Poisson hyperplane processes and approximation of convex bodies

TL;DR

This paper investigates how well random polytopes generated by Poisson hyperplane processes approximate convex bodies, focusing on the convergence of certain geometric functionals as the process intensity increases.

Contribution

It analyzes the convergence behavior of the expected difference in functionals like hitting functional and mean width between the convex body and the random polytope as the hyperplane process intensity grows.

Findings

Convergence of the expected difference depends on the functional considered.

Order of convergence and limit relations are characterized for specific functionals.

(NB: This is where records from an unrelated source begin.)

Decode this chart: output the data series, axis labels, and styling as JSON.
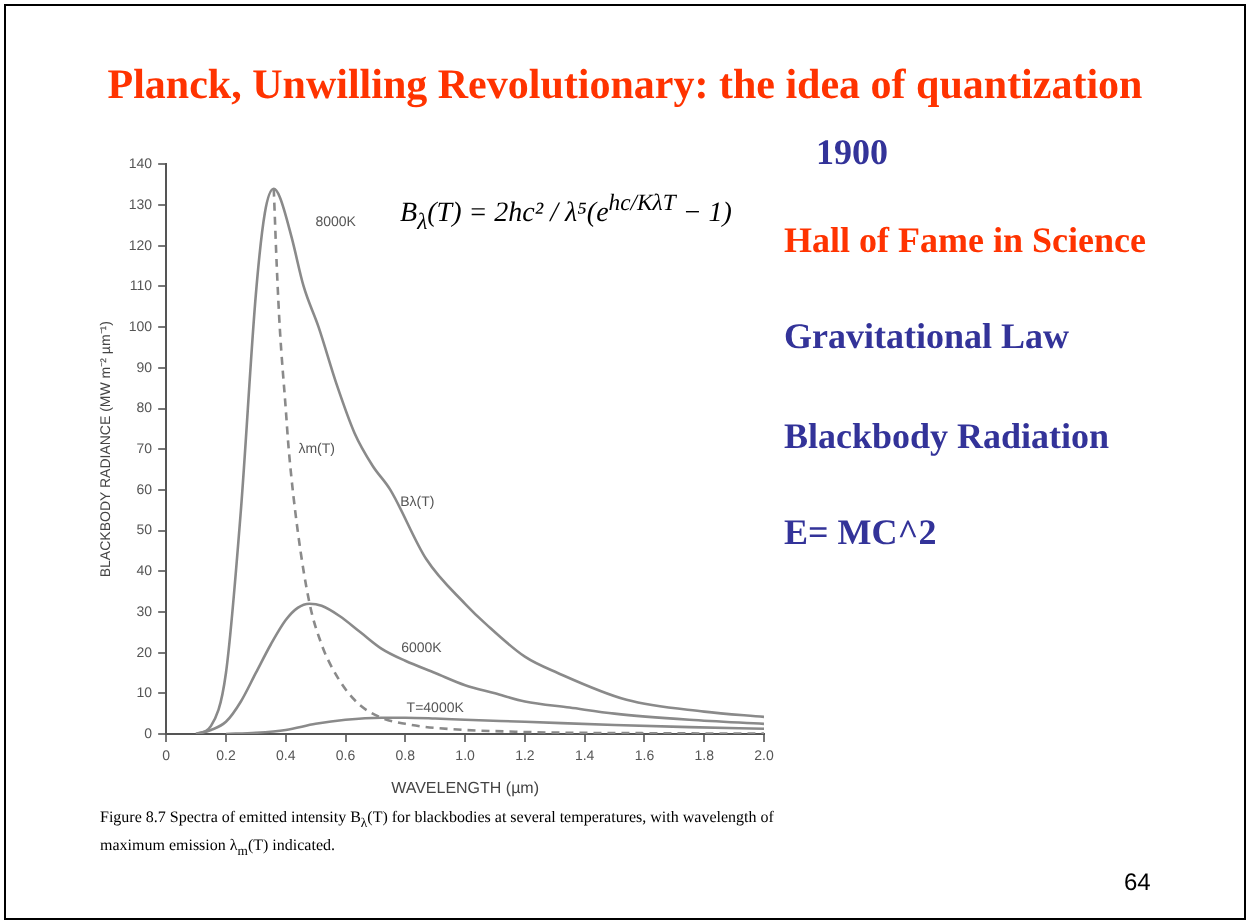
{
  "chart_data": {
    "type": "line",
    "title": "Planck, Unwilling Revolutionary: the idea of quantization",
    "xlabel": "WAVELENGTH (µm)",
    "ylabel": "BLACKBODY RADIANCE (MW m⁻² µm⁻¹)",
    "series": [
      {
        "name": "8000K",
        "color": "#8a8a8a",
        "x": [
          0.1,
          0.15,
          0.2,
          0.25,
          0.3,
          0.33,
          0.36,
          0.38,
          0.42,
          0.46,
          0.51,
          0.57,
          0.63,
          0.69,
          0.75,
          0.87,
          1.0,
          1.07,
          1.2,
          1.31,
          1.54,
          1.8,
          2.0
        ],
        "values": [
          0,
          2,
          15,
          55,
          108,
          128,
          134,
          132,
          122,
          110,
          100,
          86,
          74,
          66,
          60,
          43,
          32,
          27,
          19,
          15,
          8.4,
          5.5,
          4.2
        ]
      },
      {
        "name": "6000K",
        "color": "#8a8a8a",
        "x": [
          0.1,
          0.15,
          0.2,
          0.25,
          0.3,
          0.35,
          0.4,
          0.44,
          0.48,
          0.52,
          0.58,
          0.65,
          0.72,
          0.8,
          0.9,
          1.0,
          1.1,
          1.2,
          1.35,
          1.5,
          1.75,
          2.0
        ],
        "values": [
          0,
          1,
          3,
          8,
          15,
          22,
          28,
          31,
          32,
          31.5,
          29,
          25,
          21,
          18,
          15,
          12,
          10,
          8,
          6.5,
          5,
          3.5,
          2.5
        ]
      },
      {
        "name": "T=4000K",
        "color": "#8a8a8a",
        "x": [
          0.2,
          0.3,
          0.4,
          0.5,
          0.6,
          0.72,
          0.8,
          0.9,
          1.0,
          1.2,
          1.5,
          1.75,
          2.0
        ],
        "values": [
          0,
          0.3,
          1,
          2.5,
          3.5,
          4,
          4,
          3.8,
          3.5,
          3,
          2.2,
          1.7,
          1.3
        ]
      },
      {
        "name": "λm(T)",
        "color": "#8a8a8a",
        "line_style": "dashed",
        "x": [
          0.36,
          0.37,
          0.38,
          0.4,
          0.41,
          0.44,
          0.48,
          0.52,
          0.55,
          0.6,
          0.65,
          0.72,
          0.8,
          0.9,
          1.2,
          1.6,
          2.0
        ],
        "values": [
          134,
          115,
          100,
          80,
          70,
          50,
          32,
          22,
          17,
          11,
          7,
          4,
          2.5,
          1.5,
          0.5,
          0.2,
          0.1
        ]
      }
    ],
    "xlim": [
      0,
      2
    ],
    "xticks": [
      0,
      0.2,
      0.4,
      0.6,
      0.8,
      {
        "value": 1,
        "label": "1.0"
      },
      1.2,
      1.4,
      1.6,
      1.8,
      {
        "value": 2,
        "label": "2.0"
      }
    ],
    "ylim": [
      0,
      140
    ],
    "yticks": [
      0,
      10,
      20,
      30,
      40,
      50,
      60,
      70,
      80,
      90,
      100,
      110,
      120,
      130,
      140
    ],
    "grid": false,
    "legend": false,
    "marker": "none",
    "line_style": "solid",
    "annotations": [
      "1900",
      "Hall of Fame in Science",
      "Gravitational Law",
      "Blackbody Radiation",
      "E= MC^2",
      "B$_{λ}$(T) = 2hc² / λ⁵(e$^{hc/KλT}$ − 1)",
      "Figure 8.7 Spectra of emitted intensity B$_{λ}$(T) for blackbodies at several temperatures, with wavelength of maximum emission λ$_{m}$(T) indicated.",
      "64",
      "Bλ(T)"
    ]
  }
}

Results provide insights into the approximation quality of random polytopes by Poisson hyperplanes.

Abstract

A natural model for the approximation of a convex body $K$ in $\mathbb{R}^d$ by random polytopes is obtained as follows. Take a stationary Poisson hyperplane process in the space, and consider the random polytope $Z_K$ defined as the intersection of all closed halfspaces containing $K$ that are bounded by hyperplanes of the process not intersecting $K$. If $f$ is a functional on convex bodies, then for increasing intensities of the process, the expectation of the difference $f(Z_K)-f(K)$ may or may not converge to zero. If it does, then the order of convergence and possible limit relations are of interest. We study these questions if $f$ is either the hitting functional or the mean width.